De notre Mère du Mans

                                                                        le 12 octobre 74

                     Mon chère Frère et ma chère Sœur

Je m'empresse d'autant plus de vous répondre, chère sœur, que vous êtes dans l'inquiétude et la peine au sujet de votre intéressante petite nièce (Marguerite-Marie Maudelonde,âgée de 7 ans) : aussitôt nous avons commencé la neuvaine que vous avez demandée, nous la faisons au Sacré-Cœur; notre bonne Mère a eu la bonté de recom­mander la petite malade aux prières de la communauté; espérons que le Seigneur se laissera toucher et rendra la santé à cette chère petite, Il paraît d'après ce que J'en ai entendu dire que cette enfant est remarquable et tout à fait [1v°] privilégiée et prévenue des dons de nature et de grâce ce qui la rend doublement chère à ses parents; mais il faut avoir bon espoir qu'elle s'en tirera. Voyez, Marie est parfaitement guérie, il n'en reste plus de traces, pas plus pour le physique que pour le moral, son intelligence ne s'en ressent nullement.

Le Seigneur semble vouloir répondre au conseil que vous m'avez demandé lors de votre voyage au Mans; vous ne saviez que faire au sujet de la pension où était Jeanne; il vous déplaisait de la retirer et il ne vous plaisait pas de lui voir faire sa première communion dans une autre paroisse que la vôtre; réfléchissez maintenant à ce que vous devez faire, l'occasion est favorable, je prie beaucoup pour cela, car du bon choix d'une maison d'éducation dépend bien souvent le bonheur d'une jeune fille; surtout pour Jeanne qui sera bonne ou mauvaise selon l'éducation qu'elle recevra; le Seigneur [2r°] vous a confié une enfant de grande espérance, son intelligence, son cœur, son esprit ont besoin d'une main habile pour être dirigés, si cela lui manquait au lieu de la consolation que vous devez en attendre, ce serait de la désolation, mais rassurez-vous, je (. . . )

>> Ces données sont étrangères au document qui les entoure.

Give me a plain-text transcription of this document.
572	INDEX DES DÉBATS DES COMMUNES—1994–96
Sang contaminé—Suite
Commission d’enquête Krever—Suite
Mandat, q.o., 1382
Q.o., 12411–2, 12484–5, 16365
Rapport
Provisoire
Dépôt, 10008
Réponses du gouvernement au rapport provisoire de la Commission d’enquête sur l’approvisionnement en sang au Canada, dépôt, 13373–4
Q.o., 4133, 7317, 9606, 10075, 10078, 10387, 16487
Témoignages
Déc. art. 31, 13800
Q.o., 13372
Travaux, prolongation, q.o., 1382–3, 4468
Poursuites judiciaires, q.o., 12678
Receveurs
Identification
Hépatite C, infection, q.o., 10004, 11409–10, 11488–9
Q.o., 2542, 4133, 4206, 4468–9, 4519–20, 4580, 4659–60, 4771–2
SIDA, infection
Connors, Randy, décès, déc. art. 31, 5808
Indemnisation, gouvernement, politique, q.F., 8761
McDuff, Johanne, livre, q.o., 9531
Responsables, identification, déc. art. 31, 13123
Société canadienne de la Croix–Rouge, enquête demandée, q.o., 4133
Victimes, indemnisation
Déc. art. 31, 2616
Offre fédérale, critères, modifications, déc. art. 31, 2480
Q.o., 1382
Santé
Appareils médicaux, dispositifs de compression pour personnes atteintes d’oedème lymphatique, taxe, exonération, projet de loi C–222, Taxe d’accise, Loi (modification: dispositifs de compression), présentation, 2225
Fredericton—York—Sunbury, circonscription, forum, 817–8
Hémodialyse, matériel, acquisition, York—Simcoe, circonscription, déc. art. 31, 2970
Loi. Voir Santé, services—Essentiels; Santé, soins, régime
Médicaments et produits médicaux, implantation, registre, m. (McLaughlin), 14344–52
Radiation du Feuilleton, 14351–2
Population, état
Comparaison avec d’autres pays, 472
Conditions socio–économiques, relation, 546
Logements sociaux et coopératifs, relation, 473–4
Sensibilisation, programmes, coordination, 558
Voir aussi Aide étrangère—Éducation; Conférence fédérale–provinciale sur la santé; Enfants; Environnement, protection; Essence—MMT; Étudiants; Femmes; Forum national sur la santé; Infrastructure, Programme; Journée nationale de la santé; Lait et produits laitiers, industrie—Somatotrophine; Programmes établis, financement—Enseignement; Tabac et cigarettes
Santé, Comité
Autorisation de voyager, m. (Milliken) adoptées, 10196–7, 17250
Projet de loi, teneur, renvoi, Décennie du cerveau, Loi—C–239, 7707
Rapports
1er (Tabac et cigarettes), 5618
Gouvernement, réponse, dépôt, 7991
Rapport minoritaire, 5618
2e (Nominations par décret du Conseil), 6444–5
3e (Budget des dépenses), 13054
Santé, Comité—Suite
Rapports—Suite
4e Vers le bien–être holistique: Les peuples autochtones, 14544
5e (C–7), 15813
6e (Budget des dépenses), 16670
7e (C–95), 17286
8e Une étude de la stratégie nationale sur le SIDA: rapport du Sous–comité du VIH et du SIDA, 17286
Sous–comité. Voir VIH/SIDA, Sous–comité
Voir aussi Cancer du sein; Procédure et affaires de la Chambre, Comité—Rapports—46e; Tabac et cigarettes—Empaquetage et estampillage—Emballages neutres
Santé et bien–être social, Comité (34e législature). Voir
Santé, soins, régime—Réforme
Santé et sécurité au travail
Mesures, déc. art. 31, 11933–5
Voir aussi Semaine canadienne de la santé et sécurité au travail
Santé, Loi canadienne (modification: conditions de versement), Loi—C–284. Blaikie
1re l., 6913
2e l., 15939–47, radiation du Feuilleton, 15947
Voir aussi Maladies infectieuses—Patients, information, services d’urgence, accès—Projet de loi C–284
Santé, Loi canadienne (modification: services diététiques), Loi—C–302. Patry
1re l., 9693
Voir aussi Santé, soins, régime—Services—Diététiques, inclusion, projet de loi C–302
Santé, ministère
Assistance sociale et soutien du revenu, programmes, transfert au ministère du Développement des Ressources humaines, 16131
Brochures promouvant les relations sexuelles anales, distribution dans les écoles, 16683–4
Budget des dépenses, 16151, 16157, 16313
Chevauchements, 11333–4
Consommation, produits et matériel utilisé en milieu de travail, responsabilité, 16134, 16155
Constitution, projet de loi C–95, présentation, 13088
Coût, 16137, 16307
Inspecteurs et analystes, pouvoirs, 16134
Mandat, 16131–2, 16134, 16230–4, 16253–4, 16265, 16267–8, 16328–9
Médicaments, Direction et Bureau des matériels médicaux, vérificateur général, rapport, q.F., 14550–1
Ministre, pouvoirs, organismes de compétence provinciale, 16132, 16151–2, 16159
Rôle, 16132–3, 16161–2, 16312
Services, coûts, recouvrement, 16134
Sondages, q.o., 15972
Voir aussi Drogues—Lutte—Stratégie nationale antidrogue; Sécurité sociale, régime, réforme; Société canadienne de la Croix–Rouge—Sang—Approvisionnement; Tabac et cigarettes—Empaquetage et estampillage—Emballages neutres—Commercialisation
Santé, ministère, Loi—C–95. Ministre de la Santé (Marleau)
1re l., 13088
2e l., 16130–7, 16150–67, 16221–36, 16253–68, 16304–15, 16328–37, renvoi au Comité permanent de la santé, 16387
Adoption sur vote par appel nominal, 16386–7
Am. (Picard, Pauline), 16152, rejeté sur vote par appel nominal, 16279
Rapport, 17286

La dernière fois que je l'ai vue que j'en ai été charmée, elle était si gentille, si bien élevée qu'elle m'a fait un véritable plaisir!

 

Marie et Pauline sont rentrées; elles paraissent bien disposées et contentes d'être rentrées; aussi elles ont eu de tristes vacances, leur bonne ayant été très malade (Louise Marais), il a fallu la soigner et s'occuper du ménage, cela les a fatiguées, elles n'ont pas bonne mine, Marie se ressent encore de la fatigue, elle croit quelquefois qu'elle ne va pas pouvoir rester debout le temps de s'habiller. Zélie aussi en a été malade, le l'ai trouvée maigrie, à dire vrai je ne sais comment elle peut tenir à un genre de vie comme le sien; pour soigner Louise elle a pris des Srs pour la veiller [2v°l mais outre son travail de la journée il fallait se coucher à onze heures, souvent se lever à minuit, à deux heures, faire à manger pour la malade et outre cela se lever pour sa petite fille; dites-moi si elle ne se tue pas ! enfin je n'y peux que…

je voudrais lui voir prendre une autre bonne, c'est une chose urgente. Je le lui ai conseillé et de garder Louise qu'elle ferait travailler, soit à lever des morceaux ou piquer (travail du point d'Alençon); bien entendu elle serait à ses pièces et ce serait un bien pour cette pauvre fille qui a visiblement un travail au-dessus de ses forces chez ma sœur. je t'en prie mon cher Isidore engage-la à cela et à ne pas persister à vouloir s'en tenir à cette pauvre fille qui n'en peut plus, mais dont elle doit avoir pitié puisqu'elle n'a pas où se retirer.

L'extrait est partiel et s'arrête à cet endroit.